Our experience with paying for the initial costs of organic certification was also less than ideal. Unfortunately, when we financed the Ilketunjo cooperative’s initial certification two years ago, no other buyer subsequently purchased the green coffee as certified organic. Therefore, the cooperative felt that continuing the certification was too risky and did not continue with it. The continuation continues to cost an annual fee of approximately 3,000 euros.

In addition, another criticism of the organic seal is that it is not linked to quality. Instead, a typical organic coffee may even be of inferior quality by comparison, since the price premium for the organic seal is factored into the end customer price.

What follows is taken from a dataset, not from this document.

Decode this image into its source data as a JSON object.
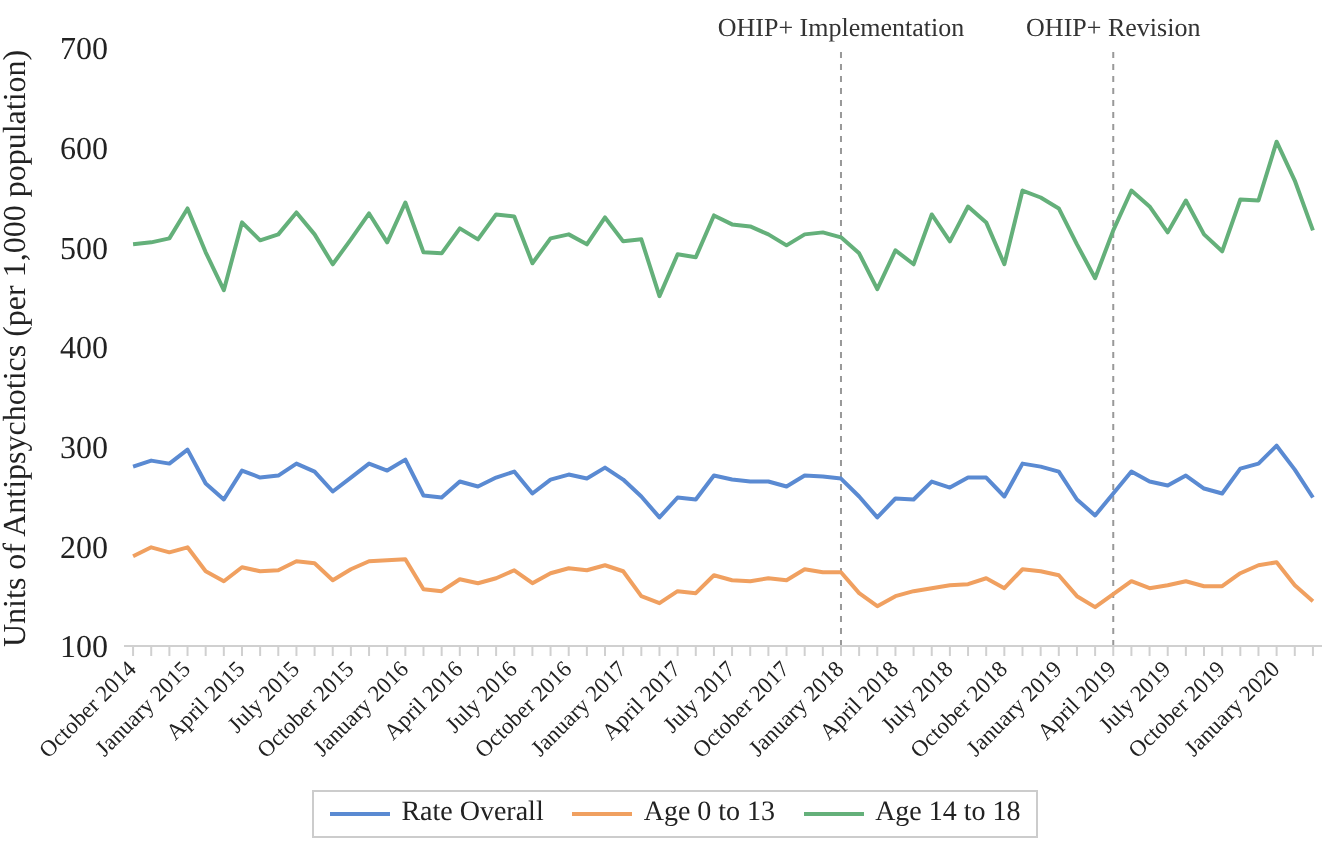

Since the price is still the most important purchasing argument, the large companies naturally do not want this to be too high and therefore tend to buy lower quality coffee.

Conclusion: What does the organic seal mean specifically for Coffee Circle in Ethiopia?

In Ethiopia, 95% of coffee cultivation is done by „smallholder farmers“, i.e. smallholders using traditional farming methods. This means that the coffee plants are grown in mixed cultures and are cultivated organically anyway without the use of chemically synthetic pesticides and synthetic fertilizers.

For us, this means in concrete terms that organic cultivation is a prerequisite for purchase, regardless of certification. We are personally on site to inspect the local conditions and only buy the coffee if we are sure that no chemical or synthetic means have been used. Quality plays a bigger role for us than certification. This means that we prefer to buy our coffees with an organic seal if the cooperative is certified organic, but if there is no seal, this is not an exclusion criterion for us.